The Future of Google Fi

Google announced on Wednesday that it was formally getting into the wireless business with a program called Google Fi. Where does it go with this and how did it talk carriers into letting it potentially steal their customers?

Pressuring the Industry to Change

Like Google Fiber and other programs before it, Google clearly wants to change the way the wireless industry operates. Getting involved, it can demonstrate to carriers an alternative way to do things, and with enough popular demand, it can pressure them to change.

There are two unique things about Google Fi today.

First, it switches between carriers depending on the strength and speed of the signal. The goal is to make sure that no matter where you are, you have the best and fastest signal available. This is something that current carriers would have a difficult time duplicating.

Second, it allows customers to only pay for the data that they use. A plan costs $20 for unlimited calling and texting and $10/GB of data. If you use less data than you paid for, Google refunds you in cash. If you paid for 3 GB but only use 2.5 GB, you'll get $5 back. If you go over your allotment, you pay $10/GB without any overage fees.

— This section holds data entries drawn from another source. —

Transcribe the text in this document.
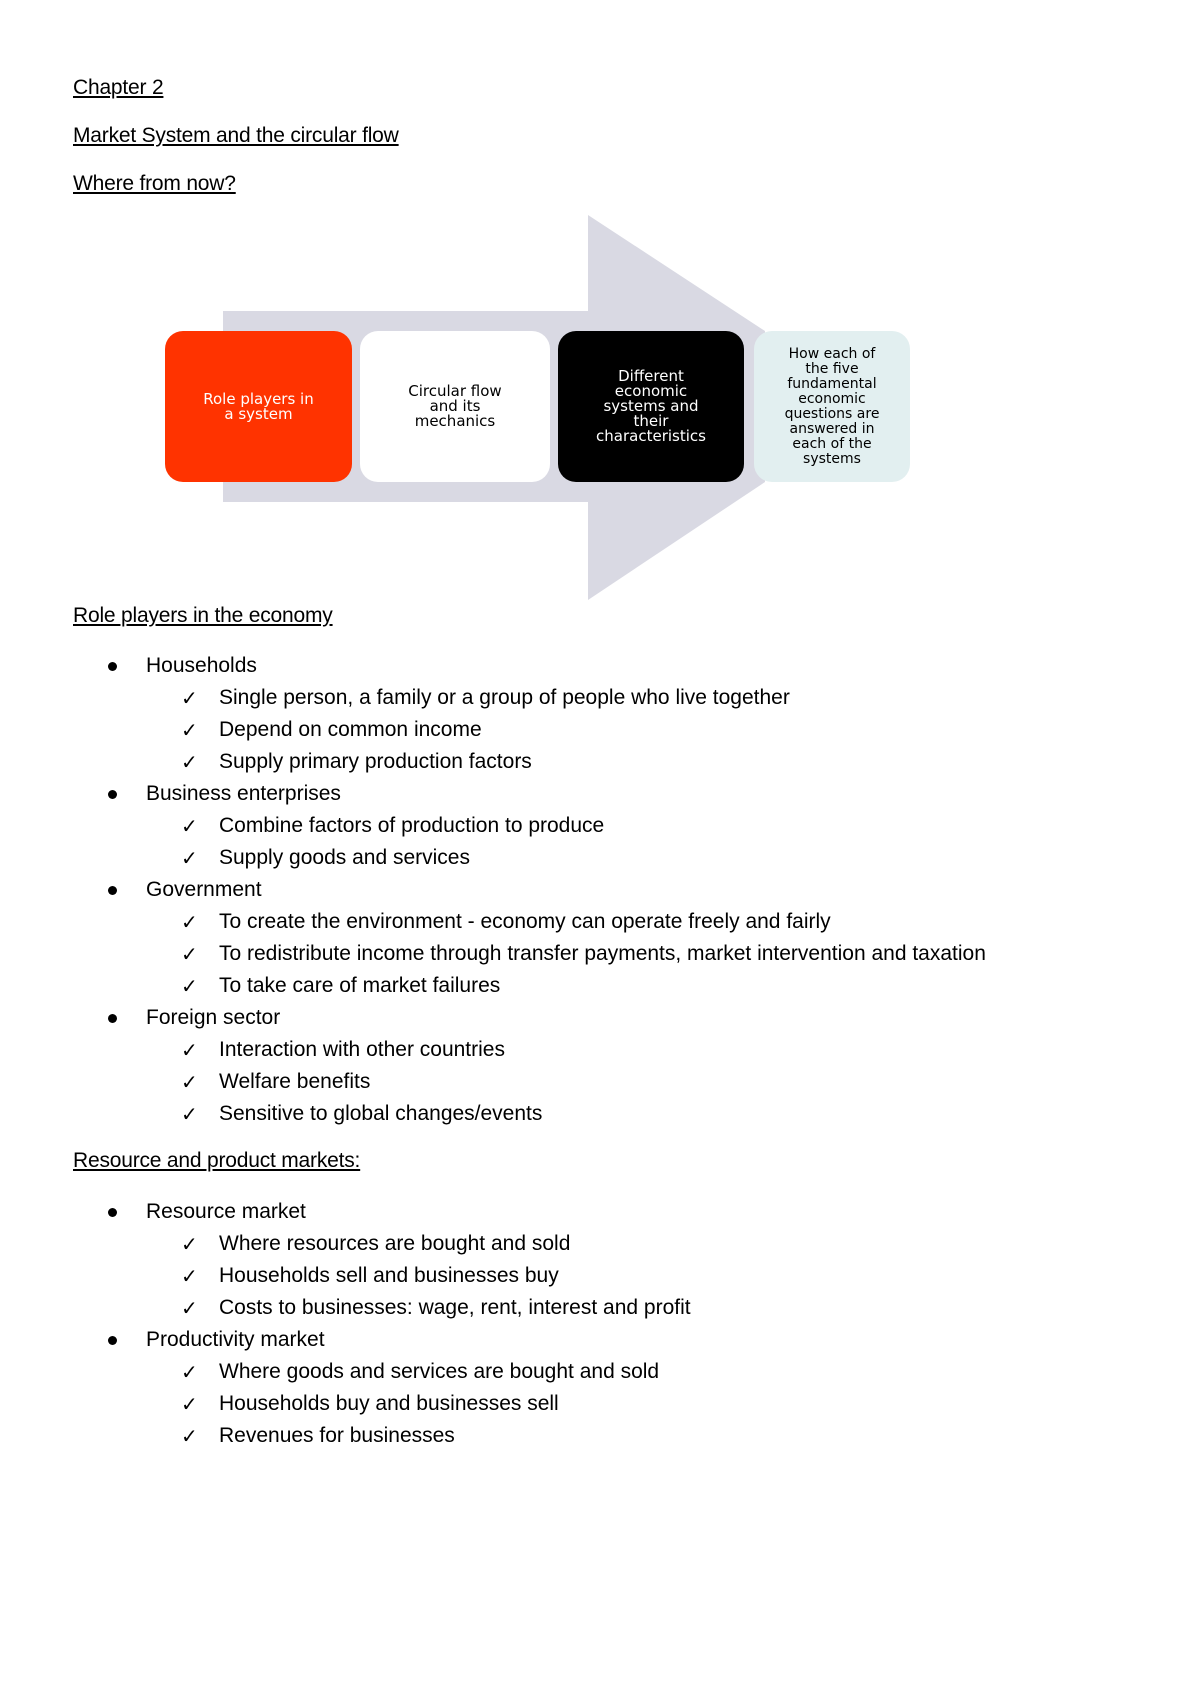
Chapter 2
Market System and the circular flow
Where from now?
Role players in
a system
Circular flow
and its
mechanics
Different
economic
systems and
their
characteristics
How each of
the five
fundamental
economic
questions are
answered in
each of the
systems
Role players in the economy
Households
✓ Single person, a family or a group of people who live together
✓ Depend on common income
✓ Supply primary production factors
Business enterprises
✓ Combine factors of production to produce
✓ Supply goods and services
Government
✓ To create the environment - economy can operate freely and fairly
✓ To redistribute income through transfer payments, market intervention and taxation
✓ To take care of market failures
Foreign sector
✓ Interaction with other countries
✓ Welfare benefits
✓ Sensitive to global changes/events
Resource and product markets:
Resource market
✓ Where resources are bought and sold
✓ Households sell and businesses buy
✓ Costs to businesses: wage, rent, interest and profit
Productivity market
✓ Where goods and services are bought and sold
✓ Households buy and businesses sell
✓ Revenues for businesses
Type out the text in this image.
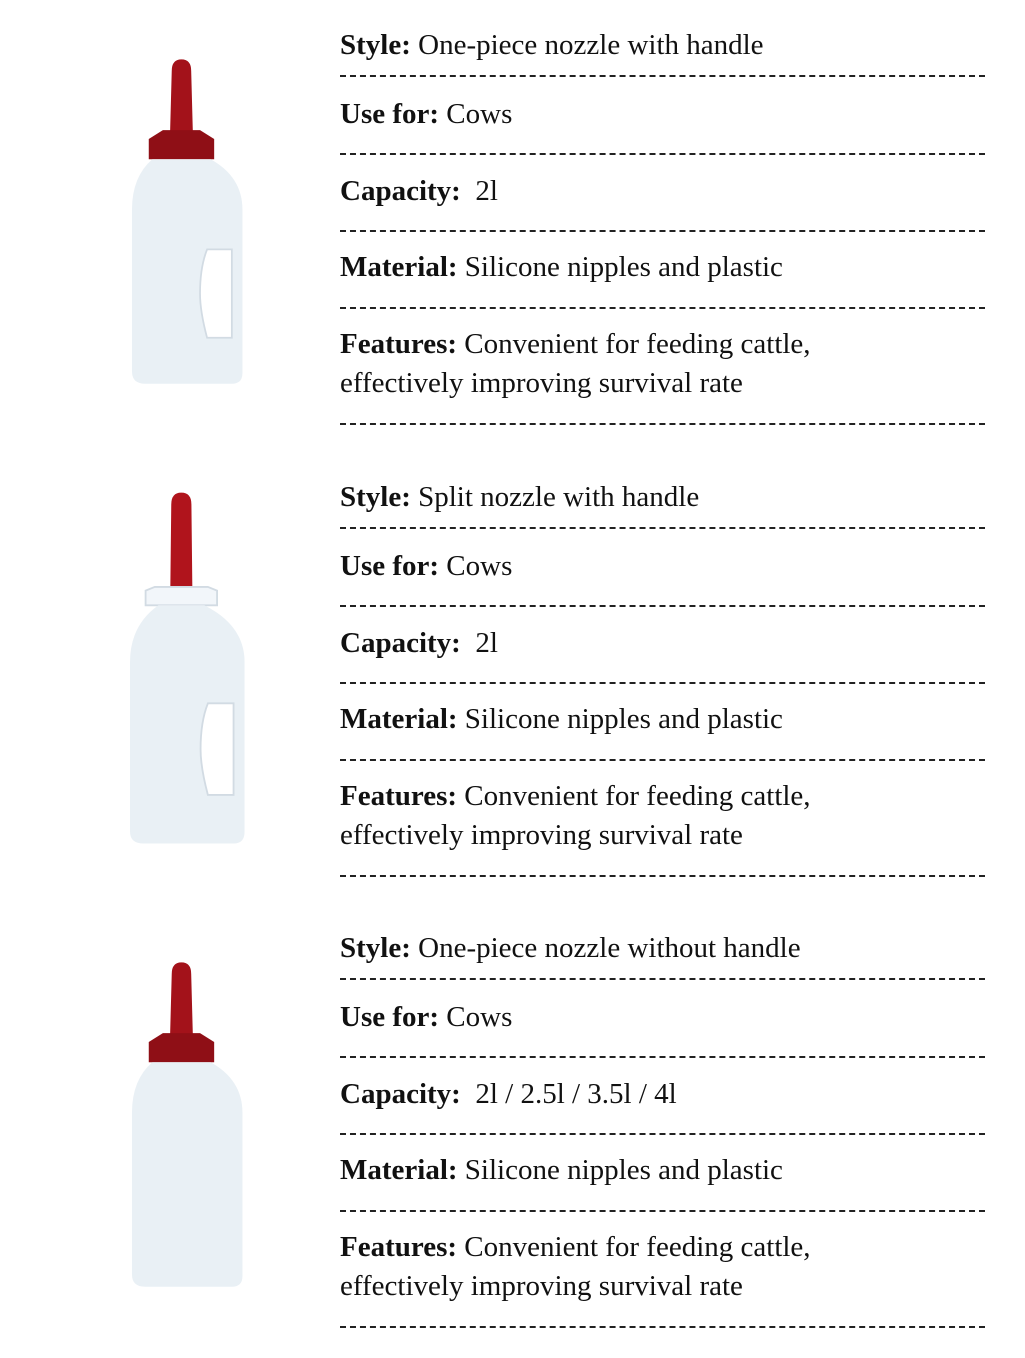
Style: One-piece nozzle with handle
Use for: Cows
Capacity: 2l
Material: Silicone nipples and plastic
Features: Convenient for feeding cattle,
effectively improving survival rate
Style: Split nozzle with handle
Use for: Cows
Capacity: 2l
Material: Silicone nipples and plastic
Features: Convenient for feeding cattle,
effectively improving survival rate
Style: One-piece nozzle without handle
Use for: Cows
Capacity: 2l / 2.5l / 3.5l / 4l
Material: Silicone nipples and plastic
Features: Convenient for feeding cattle,
effectively improving survival rate
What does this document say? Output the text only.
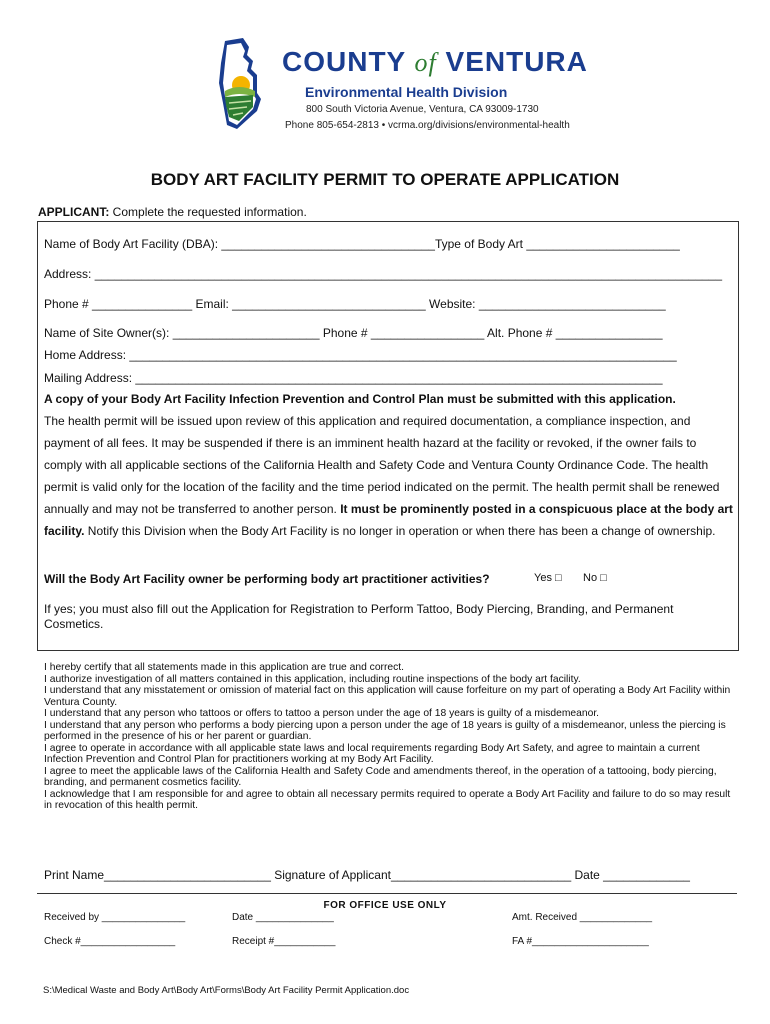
COUNTY of VENTURA
Environmental Health Division
800 South Victoria Avenue, Ventura, CA 93009-1730
Phone 805-654-2813 • vcrma.org/divisions/environmental-health
BODY ART FACILITY PERMIT TO OPERATE APPLICATION
APPLICANT: Complete the requested information.
Name of Body Art Facility (DBA): ________________________________Type of Body Art _______________________
Address: ______________________________________________________________________________________________
Phone # _______________ Email: _____________________________ Website: ____________________________
Name of Site Owner(s): ______________________ Phone # _________________ Alt. Phone # ________________
Home Address: __________________________________________________________________________________
Mailing Address: _______________________________________________________________________________
A copy of your Body Art Facility Infection Prevention and Control Plan must be submitted with this application.
The health permit will be issued upon review of this application and required documentation, a compliance inspection, and payment of all fees. It may be suspended if there is an imminent health hazard at the facility or revoked, if the owner fails to comply with all applicable sections of the California Health and Safety Code and Ventura County Ordinance Code. The health permit is valid only for the location of the facility and the time period indicated on the permit. The health permit shall be renewed annually and may not be transferred to another person. It must be prominently posted in a conspicuous place at the body art facility. Notify this Division when the Body Art Facility is no longer in operation or when there has been a change of ownership.
Will the Body Art Facility owner be performing body art practitioner activities?	Yes □ No □
If yes; you must also fill out the Application for Registration to Perform Tattoo, Body Piercing, Branding, and Permanent Cosmetics.

I hereby certify that all statements made in this application are true and correct.

I authorize investigation of all matters contained in this application, including routine inspections of the body art facility.

I understand that any misstatement or omission of material fact on this application will cause forfeiture on my part of operating a Body Art Facility within Ventura County.

I understand that any person who tattoos or offers to tattoo a person under the age of 18 years is guilty of a misdemeanor.

I understand that any person who performs a body piercing upon a person under the age of 18 years is guilty of a misdemeanor, unless the piercing is performed in the presence of his or her parent or guardian.

I agree to operate in accordance with all applicable state laws and local requirements regarding Body Art Safety, and agree to maintain a current Infection Prevention and Control Plan for practitioners working at my Body Art Facility.

I agree to meet the applicable laws of the California Health and Safety Code and amendments thereof, in the operation of a tattooing, body piercing, branding, and permanent cosmetics facility.

I acknowledge that I am responsible for and agree to obtain all necessary permits required to operate a Body Art Facility and failure to do so may result in revocation of this health permit.

Print Name_________________________ Signature of Applicant___________________________ Date _____________
FOR OFFICE USE ONLY
Received by _______________	Date ______________	Amt. Received _____________
Check #_________________	Receipt #___________	FA #_____________________
S:\Medical Waste and Body Art\Body Art\Forms\Body Art Facility Permit Application.doc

Carriers could replicate that pricing model. AT&T off and on has played with a reverse concept with rollover minutes and data over the years. But this change by itself wouldn't do much to transform the industry. I think there's more to it.

Google as the Carriers' Largest Business Customer

One prediction is that Google positions itself as each carrier's largest business customer, essentially taking over all the front-end customer service and sales functions.

Think of how much of a carrier's operating expenses are tied up in marketing, servicing and retaining individual consumers. What if carriers only had to focus on providing the best, fastest, widest coverage for as little as possible?

Since Google's model gives preference to a network based on speed and signal strength, carriers would focus on getting as much business from Google as possible by ensuring their signal was the best and the fastest. In an area where they have the same quality signal as a competitor, they would compete on price.

If carriers starting operating with Google as their main concern, investing in rural infrastructure would be more cost effective, too. They could build out areas that their competitors haven't yet and count on business from Google without ever having to advertise or sell a single phone.

Would Google Become a Monopoly?

Carriers would certainly be nervous about using this model if it meant that Google might take a big share of the market, because then it could set less favorable terms for carriers. But there is no shortage of companies that would likely be willing and able to step in and compete with Google on the same terms. Certainly Facebook, Microsoft and Yahoo would have an interest in competing with Google in this kind of environment. They could provide their own phones and their own customer experiences, regardless of a customer's location.

Free Phones

Clearly Google's interest in the wireless industry is getting more people connected to the Internet more often and with better connections. The more people surf and search, the more ads it can serve and the more money it will make.

A logical step for Google after securing a model and service that works reliably is to start offering service and/or phones for free to its customers, recognizing that the ad revenue will cover their costs. Google doesn't even need to change the current mobile experience or plaster irrelevant ads all over people's phones. It just needs to keep providing what it does now and get more people exposed to it more often.

Google isn't the only company that could use a model like that to entice more customers by offering free service.

The future of wireless might actually be free ... well, subsidized by ads.